Marade looked up, her eyes shining. Tenner met her stared uncomprehendingly. Marade’s face fell. She collapsed into a chair. “Do I have to explain everything… Cadet—”
“Deucebaron,” Tenner corrected automatically.
“Deucebaron Tenner then; you have just helped me make a very important discovery. I’ll be sure to put in a recommendation you be moved to Rech.”

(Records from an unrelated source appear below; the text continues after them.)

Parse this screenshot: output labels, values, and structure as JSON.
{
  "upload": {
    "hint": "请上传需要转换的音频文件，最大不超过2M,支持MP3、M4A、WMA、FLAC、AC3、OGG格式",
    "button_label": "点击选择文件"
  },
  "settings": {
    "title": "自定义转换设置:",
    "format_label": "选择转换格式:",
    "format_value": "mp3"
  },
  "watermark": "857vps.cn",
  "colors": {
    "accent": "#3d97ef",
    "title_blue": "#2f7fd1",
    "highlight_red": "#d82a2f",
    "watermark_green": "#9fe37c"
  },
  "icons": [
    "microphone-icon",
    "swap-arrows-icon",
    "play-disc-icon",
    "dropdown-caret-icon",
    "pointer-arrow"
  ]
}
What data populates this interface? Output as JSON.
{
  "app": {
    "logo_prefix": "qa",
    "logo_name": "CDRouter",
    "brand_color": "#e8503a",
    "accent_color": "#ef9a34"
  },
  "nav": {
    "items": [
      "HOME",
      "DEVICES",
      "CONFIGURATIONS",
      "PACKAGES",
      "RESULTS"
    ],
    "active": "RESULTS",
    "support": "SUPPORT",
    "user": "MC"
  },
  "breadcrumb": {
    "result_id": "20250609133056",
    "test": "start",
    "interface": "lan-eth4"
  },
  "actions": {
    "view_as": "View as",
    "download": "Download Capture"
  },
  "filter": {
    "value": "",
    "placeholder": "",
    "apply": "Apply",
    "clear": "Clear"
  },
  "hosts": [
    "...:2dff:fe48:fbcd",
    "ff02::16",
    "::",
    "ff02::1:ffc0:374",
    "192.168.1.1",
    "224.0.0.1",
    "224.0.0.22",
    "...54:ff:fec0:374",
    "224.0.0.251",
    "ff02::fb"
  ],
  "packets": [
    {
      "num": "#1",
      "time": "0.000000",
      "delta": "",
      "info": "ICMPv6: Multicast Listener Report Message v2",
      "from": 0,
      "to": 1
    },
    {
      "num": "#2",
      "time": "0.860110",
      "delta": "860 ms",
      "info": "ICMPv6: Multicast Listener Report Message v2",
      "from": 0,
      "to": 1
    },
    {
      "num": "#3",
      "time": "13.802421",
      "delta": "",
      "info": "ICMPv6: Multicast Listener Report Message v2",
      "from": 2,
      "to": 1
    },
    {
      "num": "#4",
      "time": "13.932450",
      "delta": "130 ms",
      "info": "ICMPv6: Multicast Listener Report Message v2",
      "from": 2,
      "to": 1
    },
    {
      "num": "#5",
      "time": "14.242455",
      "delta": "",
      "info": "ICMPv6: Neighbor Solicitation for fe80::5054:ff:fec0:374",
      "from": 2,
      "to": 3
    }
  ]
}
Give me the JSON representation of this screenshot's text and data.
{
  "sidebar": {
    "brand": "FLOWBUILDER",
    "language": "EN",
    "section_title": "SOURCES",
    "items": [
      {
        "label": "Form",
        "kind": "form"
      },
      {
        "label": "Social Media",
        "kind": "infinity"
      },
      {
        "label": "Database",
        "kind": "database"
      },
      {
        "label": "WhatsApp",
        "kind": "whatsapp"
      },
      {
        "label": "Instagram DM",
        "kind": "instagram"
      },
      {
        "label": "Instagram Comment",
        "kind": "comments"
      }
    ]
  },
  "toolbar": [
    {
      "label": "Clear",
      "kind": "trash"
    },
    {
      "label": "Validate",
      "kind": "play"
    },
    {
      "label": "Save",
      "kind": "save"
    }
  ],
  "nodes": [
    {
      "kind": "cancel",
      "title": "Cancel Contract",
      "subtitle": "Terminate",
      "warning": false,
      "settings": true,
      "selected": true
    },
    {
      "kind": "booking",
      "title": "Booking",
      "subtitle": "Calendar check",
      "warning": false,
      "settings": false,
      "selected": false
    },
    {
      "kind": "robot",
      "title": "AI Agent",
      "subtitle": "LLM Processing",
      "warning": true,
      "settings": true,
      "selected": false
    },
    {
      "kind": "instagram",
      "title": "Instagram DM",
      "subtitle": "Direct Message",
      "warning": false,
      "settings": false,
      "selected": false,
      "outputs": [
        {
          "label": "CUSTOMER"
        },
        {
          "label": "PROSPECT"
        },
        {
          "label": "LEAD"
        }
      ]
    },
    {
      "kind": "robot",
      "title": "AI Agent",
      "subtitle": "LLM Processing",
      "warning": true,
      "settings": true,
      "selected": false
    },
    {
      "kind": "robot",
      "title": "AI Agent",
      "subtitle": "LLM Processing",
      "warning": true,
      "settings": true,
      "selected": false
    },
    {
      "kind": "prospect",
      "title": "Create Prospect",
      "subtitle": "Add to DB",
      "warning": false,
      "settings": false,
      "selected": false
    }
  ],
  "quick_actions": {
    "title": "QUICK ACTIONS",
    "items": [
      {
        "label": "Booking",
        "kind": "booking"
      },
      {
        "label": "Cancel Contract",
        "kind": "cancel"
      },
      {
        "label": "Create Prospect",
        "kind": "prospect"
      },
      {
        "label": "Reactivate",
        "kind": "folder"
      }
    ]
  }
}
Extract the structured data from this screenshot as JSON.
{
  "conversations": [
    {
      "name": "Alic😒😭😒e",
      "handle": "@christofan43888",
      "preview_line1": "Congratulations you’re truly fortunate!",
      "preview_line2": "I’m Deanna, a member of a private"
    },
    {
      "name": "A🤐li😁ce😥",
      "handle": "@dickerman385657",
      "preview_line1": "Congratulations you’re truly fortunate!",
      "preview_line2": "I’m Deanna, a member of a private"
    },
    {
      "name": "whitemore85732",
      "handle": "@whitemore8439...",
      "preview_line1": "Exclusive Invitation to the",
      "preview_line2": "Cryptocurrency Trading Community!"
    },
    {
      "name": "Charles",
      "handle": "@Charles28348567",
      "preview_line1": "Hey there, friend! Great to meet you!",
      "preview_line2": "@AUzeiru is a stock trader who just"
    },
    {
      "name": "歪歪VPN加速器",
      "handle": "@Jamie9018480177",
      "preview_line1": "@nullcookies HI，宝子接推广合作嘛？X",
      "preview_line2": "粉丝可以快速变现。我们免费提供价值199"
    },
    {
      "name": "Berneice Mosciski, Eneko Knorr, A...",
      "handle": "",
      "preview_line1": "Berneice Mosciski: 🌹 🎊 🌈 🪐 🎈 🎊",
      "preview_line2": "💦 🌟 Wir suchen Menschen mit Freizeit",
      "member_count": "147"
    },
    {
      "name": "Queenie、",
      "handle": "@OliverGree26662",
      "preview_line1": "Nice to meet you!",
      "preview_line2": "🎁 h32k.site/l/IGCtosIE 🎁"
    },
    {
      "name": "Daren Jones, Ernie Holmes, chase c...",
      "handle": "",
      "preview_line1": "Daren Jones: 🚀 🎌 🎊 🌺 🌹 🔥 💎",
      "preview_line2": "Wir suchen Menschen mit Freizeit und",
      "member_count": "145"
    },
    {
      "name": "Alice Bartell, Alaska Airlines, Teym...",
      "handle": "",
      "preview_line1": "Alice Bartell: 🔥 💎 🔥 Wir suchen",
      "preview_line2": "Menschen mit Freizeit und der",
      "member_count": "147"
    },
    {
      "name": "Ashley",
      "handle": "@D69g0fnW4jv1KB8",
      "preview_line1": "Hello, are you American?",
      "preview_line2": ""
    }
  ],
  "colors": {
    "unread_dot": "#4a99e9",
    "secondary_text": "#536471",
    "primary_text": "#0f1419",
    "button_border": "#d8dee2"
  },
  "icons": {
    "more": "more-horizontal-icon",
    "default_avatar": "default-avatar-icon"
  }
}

Tenner winced. “Thanks for the honor, but—”
Marade laughed. “I’m kidding. You’re doing just fine in Cardinal Squad, from what I’ve heard. I don’t hear much down here, but what I do is usually important. Your squad’s progress has been circulating my people for a month now.”
Tenner nodded, his cold sweat disappearing. Marade was as unpredictable as Aukalet…maybe even more so. “Thank you…Mech Meade?”
It was Marade’s turn to wince. “Just Meade. Or Marade. Considering you’re the third Baron to want to talk to me, I think you can handle using my first name.”
“Third?” Tenner asked picking up the wing of the model from where it lay, half-melted.
“Someone you don’t know was first. Someone you do know was second. Withus Check. He’s told me about you. I’m sure he told you about me.”
“He may have mentioned something. But the gun? The bullet…I mean shell?”
Marade rolled her eyes. “Just think a bullet that explodes. Any more complex or technical than that and your head might.”
Tenner picked up the gun and ejected the magazine, checking to make sure the rest of the bullets were regular, non-explosive darts. “Might what?”
“Explode.” Marade tossed him a bullet from a box on a nearby table. “Here. Your gun is now the second best in the tower. It’ll fire faster, hold more shots, and’ll have less kickback. Don’t shoot anyone I know.”
Tenner slipped the pistol—now fully functional and useful—back into his holster. “I won’t.”